A fine gennaio è stato indetto l’ultimo concorso per entrare in polizia penitenziaria. Erano disponibili 3.246 posti; più o meno quanti ce n’erano nel penultimo, che però non è riuscito a trovare partecipanti a sufficienza.

Perché sono in pochi a voler entrare in penitenziaria, sebbene si tratti di uno stipendio sicuro e statale. Il fascino della divisa si fa sentire sempre meno, anche perché le aggressioni agli agenti da parte dei detenuti sono in crescita e le condizioni delle carceri sono decisamente peggiorate, non solo per i reclusi (tra i quali i suicidi sono in aumento), ma anche per chi ci lavora.

Tu ce lo manderesti tuo figlio a lavorare in carcere?” chiede un agente della penitenziaria di lungo corso. Secondo l’associazione Vittime del dovere l’aumento delle aggressioni dal 2022 al 2024 è stato del 61%, e in tutto il 2024 se ne sono conteggiate 2.000. A farne le spese è l’organico della penitenziaria, con una dotazione scesa da 45.121 lavoratori a 41.595 a causa dei tagli.

Ma nella realtà i lavoratori sono molti meno. Nel 2020 erano 37.939, nel 2022 37.818, e i concorsi sembrano non riuscire a far fronte a questa emorragia. A inizio carriera un ispettore di polizia penitenziaria guadagna tra i 1.200 e i 1.300 euro: una cifra troppo bassa per lavorare, su turni, in condizioni che sono ritenute difficili. Anche per questo si fatica a rimpinguare l’organico.
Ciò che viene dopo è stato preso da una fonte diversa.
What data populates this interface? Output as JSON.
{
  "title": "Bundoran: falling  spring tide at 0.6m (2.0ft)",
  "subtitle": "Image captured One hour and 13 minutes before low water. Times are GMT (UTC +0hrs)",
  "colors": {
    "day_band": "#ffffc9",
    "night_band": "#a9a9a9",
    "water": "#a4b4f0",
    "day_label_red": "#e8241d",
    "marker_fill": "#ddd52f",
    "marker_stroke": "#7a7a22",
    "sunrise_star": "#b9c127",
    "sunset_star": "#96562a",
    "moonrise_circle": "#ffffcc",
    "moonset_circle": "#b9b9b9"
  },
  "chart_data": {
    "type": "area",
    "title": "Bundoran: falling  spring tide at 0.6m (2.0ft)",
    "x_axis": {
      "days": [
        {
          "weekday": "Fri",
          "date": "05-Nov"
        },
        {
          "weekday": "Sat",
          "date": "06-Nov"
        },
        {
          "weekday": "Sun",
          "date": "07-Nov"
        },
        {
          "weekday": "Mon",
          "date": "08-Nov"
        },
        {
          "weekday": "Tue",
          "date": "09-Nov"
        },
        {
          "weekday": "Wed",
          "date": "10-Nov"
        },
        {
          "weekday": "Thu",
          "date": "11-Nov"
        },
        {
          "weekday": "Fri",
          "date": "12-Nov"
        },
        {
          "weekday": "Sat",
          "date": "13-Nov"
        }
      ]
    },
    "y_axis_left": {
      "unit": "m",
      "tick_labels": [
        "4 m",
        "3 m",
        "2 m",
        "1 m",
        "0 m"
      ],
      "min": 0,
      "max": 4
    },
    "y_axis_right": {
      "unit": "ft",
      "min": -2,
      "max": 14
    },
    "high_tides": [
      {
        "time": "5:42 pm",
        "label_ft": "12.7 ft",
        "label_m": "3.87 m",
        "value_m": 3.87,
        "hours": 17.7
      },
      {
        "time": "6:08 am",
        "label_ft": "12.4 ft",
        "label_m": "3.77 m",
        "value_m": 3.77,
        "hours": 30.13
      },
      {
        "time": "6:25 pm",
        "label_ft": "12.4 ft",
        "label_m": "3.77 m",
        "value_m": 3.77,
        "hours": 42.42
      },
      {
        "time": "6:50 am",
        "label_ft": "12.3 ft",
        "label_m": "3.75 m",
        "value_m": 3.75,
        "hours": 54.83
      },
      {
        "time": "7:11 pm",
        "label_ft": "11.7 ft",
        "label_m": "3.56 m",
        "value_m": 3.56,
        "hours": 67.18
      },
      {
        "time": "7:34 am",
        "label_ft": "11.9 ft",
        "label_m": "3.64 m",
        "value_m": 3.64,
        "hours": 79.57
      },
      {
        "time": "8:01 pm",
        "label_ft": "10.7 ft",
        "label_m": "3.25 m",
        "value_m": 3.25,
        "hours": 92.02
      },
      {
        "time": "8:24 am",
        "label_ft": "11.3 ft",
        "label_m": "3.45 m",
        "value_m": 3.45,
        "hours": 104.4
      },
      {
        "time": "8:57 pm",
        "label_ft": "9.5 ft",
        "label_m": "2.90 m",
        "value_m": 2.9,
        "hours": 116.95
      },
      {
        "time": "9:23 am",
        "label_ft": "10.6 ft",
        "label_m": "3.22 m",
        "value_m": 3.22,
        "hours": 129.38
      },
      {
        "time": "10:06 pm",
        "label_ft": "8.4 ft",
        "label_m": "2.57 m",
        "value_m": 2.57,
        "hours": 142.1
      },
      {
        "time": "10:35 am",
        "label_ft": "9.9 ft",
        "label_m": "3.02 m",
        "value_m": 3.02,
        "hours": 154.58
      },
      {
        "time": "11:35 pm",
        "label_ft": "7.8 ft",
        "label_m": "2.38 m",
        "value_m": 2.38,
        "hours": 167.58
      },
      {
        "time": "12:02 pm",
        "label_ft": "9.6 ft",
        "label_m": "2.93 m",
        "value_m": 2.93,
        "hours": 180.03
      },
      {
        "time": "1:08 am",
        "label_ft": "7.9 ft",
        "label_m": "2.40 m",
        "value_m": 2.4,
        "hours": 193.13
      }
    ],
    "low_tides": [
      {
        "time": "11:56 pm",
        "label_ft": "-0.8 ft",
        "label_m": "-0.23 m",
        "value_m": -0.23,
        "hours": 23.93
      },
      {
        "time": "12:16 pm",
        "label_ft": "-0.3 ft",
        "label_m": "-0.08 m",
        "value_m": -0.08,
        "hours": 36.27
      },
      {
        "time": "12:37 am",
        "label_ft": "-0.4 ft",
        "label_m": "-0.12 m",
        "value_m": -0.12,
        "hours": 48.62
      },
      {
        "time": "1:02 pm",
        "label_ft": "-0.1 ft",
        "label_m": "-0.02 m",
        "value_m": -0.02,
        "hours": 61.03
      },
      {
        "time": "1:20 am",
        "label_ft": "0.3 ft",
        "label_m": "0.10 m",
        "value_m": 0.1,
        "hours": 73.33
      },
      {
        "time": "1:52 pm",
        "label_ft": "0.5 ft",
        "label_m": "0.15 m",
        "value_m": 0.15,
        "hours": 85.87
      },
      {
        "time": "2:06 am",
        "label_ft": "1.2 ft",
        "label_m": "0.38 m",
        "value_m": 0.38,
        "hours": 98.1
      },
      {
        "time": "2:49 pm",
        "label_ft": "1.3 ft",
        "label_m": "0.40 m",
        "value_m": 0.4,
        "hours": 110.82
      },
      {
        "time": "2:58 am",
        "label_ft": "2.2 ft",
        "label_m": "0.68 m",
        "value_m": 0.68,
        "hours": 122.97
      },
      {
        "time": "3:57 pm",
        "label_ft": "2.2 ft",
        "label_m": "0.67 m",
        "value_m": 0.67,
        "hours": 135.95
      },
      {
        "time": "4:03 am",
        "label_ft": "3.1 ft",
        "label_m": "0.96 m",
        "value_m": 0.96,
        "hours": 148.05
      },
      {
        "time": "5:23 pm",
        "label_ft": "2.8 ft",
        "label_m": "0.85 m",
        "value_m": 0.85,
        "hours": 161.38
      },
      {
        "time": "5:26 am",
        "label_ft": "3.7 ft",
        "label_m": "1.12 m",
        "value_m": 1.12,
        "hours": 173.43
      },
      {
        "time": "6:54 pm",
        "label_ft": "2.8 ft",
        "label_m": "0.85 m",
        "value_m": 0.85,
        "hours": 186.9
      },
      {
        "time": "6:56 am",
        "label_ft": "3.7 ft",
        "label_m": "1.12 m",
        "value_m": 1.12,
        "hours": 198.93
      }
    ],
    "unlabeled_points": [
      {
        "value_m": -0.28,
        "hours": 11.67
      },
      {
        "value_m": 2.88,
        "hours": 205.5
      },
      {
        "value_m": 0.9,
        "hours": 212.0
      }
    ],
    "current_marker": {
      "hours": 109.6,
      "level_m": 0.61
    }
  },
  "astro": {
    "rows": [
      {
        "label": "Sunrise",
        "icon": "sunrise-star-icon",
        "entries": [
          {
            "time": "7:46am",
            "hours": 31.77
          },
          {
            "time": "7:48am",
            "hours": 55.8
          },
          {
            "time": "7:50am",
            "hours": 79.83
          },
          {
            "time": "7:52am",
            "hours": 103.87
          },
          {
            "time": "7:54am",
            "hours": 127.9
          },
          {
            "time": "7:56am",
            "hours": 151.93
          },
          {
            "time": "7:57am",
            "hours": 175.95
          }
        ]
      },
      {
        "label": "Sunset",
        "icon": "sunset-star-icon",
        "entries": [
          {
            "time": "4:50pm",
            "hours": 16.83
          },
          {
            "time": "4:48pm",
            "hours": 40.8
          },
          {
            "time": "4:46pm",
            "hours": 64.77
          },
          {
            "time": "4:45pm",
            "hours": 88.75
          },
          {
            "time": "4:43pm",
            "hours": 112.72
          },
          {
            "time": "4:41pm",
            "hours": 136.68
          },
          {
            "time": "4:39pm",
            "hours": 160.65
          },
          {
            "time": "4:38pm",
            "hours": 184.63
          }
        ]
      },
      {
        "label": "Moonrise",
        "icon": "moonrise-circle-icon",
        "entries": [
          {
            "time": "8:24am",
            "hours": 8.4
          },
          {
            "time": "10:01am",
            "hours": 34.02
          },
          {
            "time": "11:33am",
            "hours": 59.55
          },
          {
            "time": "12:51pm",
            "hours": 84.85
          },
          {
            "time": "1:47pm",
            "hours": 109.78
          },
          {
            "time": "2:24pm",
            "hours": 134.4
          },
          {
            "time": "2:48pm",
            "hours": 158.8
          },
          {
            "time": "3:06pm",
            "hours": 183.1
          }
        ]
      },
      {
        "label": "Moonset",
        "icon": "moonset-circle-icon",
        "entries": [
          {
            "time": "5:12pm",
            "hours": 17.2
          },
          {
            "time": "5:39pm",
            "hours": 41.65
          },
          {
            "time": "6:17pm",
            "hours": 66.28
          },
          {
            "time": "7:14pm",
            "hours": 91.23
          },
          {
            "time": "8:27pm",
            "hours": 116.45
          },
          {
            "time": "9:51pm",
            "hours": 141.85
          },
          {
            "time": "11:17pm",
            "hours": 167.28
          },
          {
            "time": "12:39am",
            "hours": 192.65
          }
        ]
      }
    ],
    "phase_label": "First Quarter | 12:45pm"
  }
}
L’obiettivo del Governo è riempire l’intera pianta organica del corpo di polizia penitenziaria nell’arco del quinquennio 2021-2025, e per questo, oltre al turnover, è autorizzata altresì l’assunzione straordinaria di 2.804 unità complessive – sebbene non sembri affatto semplice raggiungere il fine prefissato.

Aggressioni e stipendi bassi: se il posto fisso è un carcere

Anche perché negli ultimi mesi sono cresciute le aggressioni. L’ultima in ordine di tempo, ed è la più eclatante, ha riguardato una psicologa nel carcere di San Vittore, ma dall’inizio dell’anno il bollettino è stato lungo; pochi giorni fa al minorile Beccaria di Milano è scoppiato un incendio.
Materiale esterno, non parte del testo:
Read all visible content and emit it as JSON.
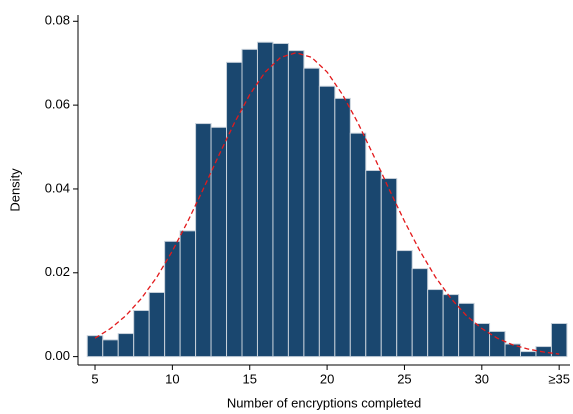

Da tempo i sindacati segnalano queste difficoltà, chiedendo un migliore trattamento per gli agenti, ma hanno anche cercato di darsi una risposta sul perché ci sia una fuga da questa professione.

“Nella pubblica amministrazione in generale – dice Gian Luigi Madonia, segretario generale della Lombardia della UILPA – e nella polizia penitenziaria in particolare le persone fanno il concorso, mirano al tanto agognato posto fisso, ma poi si rendono conto che non è proprio il massimo. Basta farsi due conti, comparando i costi del mutuo e i costi della vita (soprattutto nelle Regioni del Nord) con lo stipendio, che in media è di 1.500 o 1.600 euro. Molti dal Sud sono costretti a trasferirsi al Nord, dove gli affitti costano anche 800 euro, cioè metà dello stipendio. Ho testimonianze di persone che hanno chiesto l’ammontare degli stipendi prima, e poi mi hanno mandato un messaggio dicendo che hanno dovuto rinunciare al loro sogno, cioè vincere un concorso.”
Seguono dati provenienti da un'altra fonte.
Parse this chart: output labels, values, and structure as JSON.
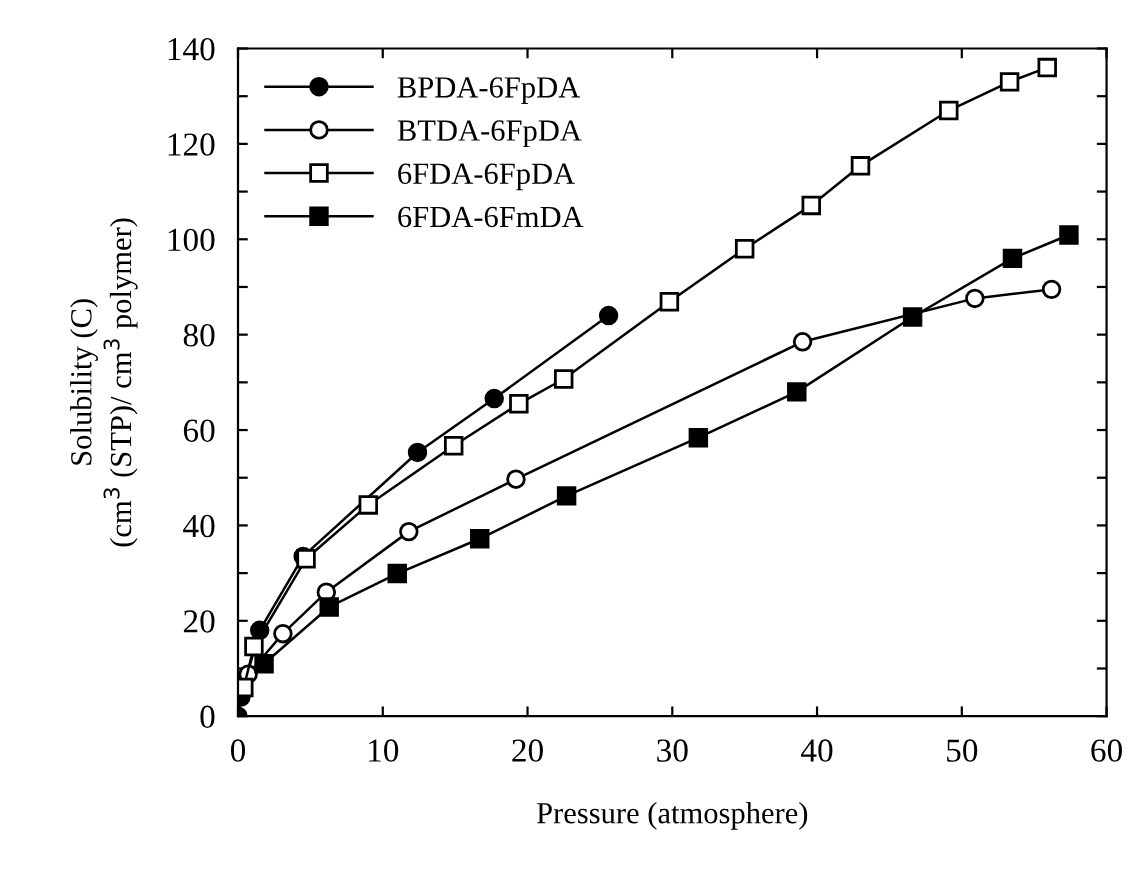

I problemi della polizia penitenziaria

Oltre alle generali difficoltà della pubblica amministrazione, ci sono anche quelle specifiche della penitenziaria.

“I corsi di formazione per i neoassunti sono troppo brevi”, dice Madonia, “e non ti permettono di prendere coscienza delle reali difficoltà di questo lavoro. Senza di quelli c’è il forte rischio che i neoassunti si demotivino. Sarebbe necessaria una maggiore preparazione a livello psicologico e di approccio mentale, che eviti l’impatto di chi pensa che questo tipo di lavoro non riuscirà mai a farlo.”

“Questa tematica si connette al fenomeno delle aggressioni e degli eventi critici. Siamo davanti a un carcere che sta migliorando solo dal punto di vista esterno. In più documenti ufficiali abbiamo detto che questo governo sembra occuparsi della penitenziaria, con sottosegretari che sbandierano eventi e istituzioni di gruppi speciali, ma nei fatti il lavoro all’interno delle carceri non è per nulla cambiato. La visibilità non ci sta ripagando di quello che subiamo all’interno del posto di lavoro, perché le aggressioni non sono diminuite, gli eventi critici non sono diminuiti e i luoghi di lavoro non sono affatto migliorati. Ci sono posti di lavoro che dovrebbero essere inagibili, se paragonati ad altri analoghi e omologhi europei.”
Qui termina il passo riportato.